I wish he was using more words, but I'm not too concerned. He's obviously very smart, and I'm sure it won't be all that long before he starts to say more. It would just be so helpful if he was already doing that. We're getting there, though!

Wednesday, July 22, 2009

From the Mouth of a Child

Rachel was trying to use her mouth to open the lid of a yogurt cup. Here's our exchange:

Me: "Honey, please don't do that. Remember, you don't know who's been touching that."
Her: "Maybe it was somebody who'd been touching his bum, for a while."
Me: "You never know. Could be."

I certainly hope not, but you really don't know who's been handling the groceries before you. Could be a bum-toucher.

Monday, July 20, 2009

Vocational Hints

Ben appears to be a problem-solver. I'm pretty sure he's going to end up in something like engineering. He's already showing an affinity for seeing a problem, figuring out what might fix it, and trying it.

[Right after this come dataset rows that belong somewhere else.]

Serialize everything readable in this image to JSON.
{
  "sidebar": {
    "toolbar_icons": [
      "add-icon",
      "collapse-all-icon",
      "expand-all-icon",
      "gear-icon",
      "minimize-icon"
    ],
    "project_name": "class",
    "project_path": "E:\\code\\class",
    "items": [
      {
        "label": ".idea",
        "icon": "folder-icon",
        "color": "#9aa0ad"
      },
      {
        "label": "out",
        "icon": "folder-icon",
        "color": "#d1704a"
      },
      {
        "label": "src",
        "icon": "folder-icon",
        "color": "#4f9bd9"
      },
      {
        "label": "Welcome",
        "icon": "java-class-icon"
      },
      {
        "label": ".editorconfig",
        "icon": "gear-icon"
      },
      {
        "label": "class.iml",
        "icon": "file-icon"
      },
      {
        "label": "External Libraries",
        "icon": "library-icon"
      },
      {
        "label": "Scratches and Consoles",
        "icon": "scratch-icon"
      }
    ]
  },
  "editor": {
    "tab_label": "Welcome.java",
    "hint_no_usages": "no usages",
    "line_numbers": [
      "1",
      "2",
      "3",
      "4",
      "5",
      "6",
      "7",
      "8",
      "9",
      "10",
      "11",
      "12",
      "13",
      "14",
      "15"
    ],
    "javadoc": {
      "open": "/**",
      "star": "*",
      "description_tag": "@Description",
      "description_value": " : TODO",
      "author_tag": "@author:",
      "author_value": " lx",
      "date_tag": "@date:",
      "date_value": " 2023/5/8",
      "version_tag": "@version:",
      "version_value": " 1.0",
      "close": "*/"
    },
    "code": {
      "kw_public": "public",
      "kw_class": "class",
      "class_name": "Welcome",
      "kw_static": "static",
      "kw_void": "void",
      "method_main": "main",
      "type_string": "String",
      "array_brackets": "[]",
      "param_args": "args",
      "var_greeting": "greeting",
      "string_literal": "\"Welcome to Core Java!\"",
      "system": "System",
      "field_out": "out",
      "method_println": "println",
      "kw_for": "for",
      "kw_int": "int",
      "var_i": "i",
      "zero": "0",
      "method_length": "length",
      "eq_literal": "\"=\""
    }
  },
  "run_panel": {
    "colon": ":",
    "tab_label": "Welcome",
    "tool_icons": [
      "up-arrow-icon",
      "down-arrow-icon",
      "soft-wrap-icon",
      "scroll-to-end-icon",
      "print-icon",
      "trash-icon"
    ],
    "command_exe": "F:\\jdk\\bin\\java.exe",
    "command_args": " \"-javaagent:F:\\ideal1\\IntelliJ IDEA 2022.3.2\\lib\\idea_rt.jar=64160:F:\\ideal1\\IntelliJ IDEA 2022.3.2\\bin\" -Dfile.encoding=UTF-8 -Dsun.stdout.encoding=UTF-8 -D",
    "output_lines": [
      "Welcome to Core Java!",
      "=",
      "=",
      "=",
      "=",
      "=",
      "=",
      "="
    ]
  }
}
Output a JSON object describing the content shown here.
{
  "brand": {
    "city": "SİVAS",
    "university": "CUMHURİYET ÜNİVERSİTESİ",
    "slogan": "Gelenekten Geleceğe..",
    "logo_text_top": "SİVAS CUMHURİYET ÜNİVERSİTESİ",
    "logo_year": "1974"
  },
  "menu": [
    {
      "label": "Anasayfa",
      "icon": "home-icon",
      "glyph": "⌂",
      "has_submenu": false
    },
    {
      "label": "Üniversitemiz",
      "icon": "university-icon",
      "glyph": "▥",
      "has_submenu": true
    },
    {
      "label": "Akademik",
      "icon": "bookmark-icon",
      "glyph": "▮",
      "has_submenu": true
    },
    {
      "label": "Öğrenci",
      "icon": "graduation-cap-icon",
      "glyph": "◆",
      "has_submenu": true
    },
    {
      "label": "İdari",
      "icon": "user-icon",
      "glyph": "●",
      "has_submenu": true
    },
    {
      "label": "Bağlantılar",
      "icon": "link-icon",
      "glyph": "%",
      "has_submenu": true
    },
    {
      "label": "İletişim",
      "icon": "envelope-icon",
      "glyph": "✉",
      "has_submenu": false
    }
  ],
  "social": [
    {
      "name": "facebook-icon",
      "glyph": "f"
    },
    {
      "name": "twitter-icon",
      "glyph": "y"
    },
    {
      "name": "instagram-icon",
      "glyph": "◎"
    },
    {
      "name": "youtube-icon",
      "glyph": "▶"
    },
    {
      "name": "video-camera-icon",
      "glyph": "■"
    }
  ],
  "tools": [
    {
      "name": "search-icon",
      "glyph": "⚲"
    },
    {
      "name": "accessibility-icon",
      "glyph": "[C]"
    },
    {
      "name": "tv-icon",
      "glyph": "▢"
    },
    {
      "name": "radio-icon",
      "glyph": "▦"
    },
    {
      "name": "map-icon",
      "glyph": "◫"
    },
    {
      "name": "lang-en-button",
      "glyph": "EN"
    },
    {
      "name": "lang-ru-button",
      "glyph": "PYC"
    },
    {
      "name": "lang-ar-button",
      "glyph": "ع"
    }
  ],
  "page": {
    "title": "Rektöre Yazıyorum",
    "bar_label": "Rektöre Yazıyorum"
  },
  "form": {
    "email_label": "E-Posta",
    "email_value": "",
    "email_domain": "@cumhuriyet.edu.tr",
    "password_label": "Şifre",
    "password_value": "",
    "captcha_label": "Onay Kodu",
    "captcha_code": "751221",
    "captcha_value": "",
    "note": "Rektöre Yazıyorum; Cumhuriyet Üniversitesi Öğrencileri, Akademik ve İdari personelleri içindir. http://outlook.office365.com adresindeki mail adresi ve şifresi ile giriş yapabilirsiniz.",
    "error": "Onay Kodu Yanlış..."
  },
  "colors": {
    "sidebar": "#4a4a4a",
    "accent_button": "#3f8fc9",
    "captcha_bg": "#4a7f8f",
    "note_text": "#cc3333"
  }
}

I've frequently noticed him standing on top of something in an effort to get to where he wants to be. He has a little pop-up toy, the kind where animals pop out of doors, then you close the doors, then push buttons to cause them to pop up again. We've put that in the crib with him to keep him amused when we need to do something for a few minutes where we can't keep our eyes on him. We've come into his room to find him standing on said toy, which has been pushed against the side of the crib.

Yesterday, Rachel's big stuffed horse was on the couch, where I was sitting. Ben pulled it off, put it on the ground and stood on it, presumably to try to get up onto the couch himself. Within a few minutes of that, he noticed my cellphone and our cordless house phone both on the coffee table. He smiled at them and circled around the table, trying to figure out if he could get close enough from any of the sides to reach them. When he couldn't, he went and picked up a beach ball of Rachel's and threw it at them, knocking over the cordless phone. It slid a bit, but I thwarted his efforts to make off with it and call China. THEN, he walked over to the coffee table and opened a drawer right up. We've been keeping Rachel's coloring books, pencils, pens, crayons, etc., in there for some time. Until yesterday, he'd never just been able to pull the drawer right open. So, I closed it and put my foot against the drawer to keep it shut. He looked at my foot, then started pulling on my big toe, trying to free up the drawer.

Today, he was at the foot of the stairs, unable to come upstairs where I was cleaning a spot of paint off the carpet. He stood at the baby gate and fussed for a minute, then I heard a noise. I came downstairs and found him standing on a box he'd laid on its side. I think he was trying to give himself enough height to get over the gate.

In other vocational news, I used to think Rachel was going to be an actress. I now think she's going to be a writer-hyphen-director. She wants to do imaginary play, but I can't just be who I pick. She decides what kind of character I should be and, frequently, what name I should have. She also feeds me lines of dialogue at the appropriate times. So I think actress would not give her nearly enough control.

Or, maybe she'll be an author. That way, she could get everything down on paper exactly the way she wants it. If she's successful enough, people will want to make films of her books, and she can retain all kinds of author approval over the finished works.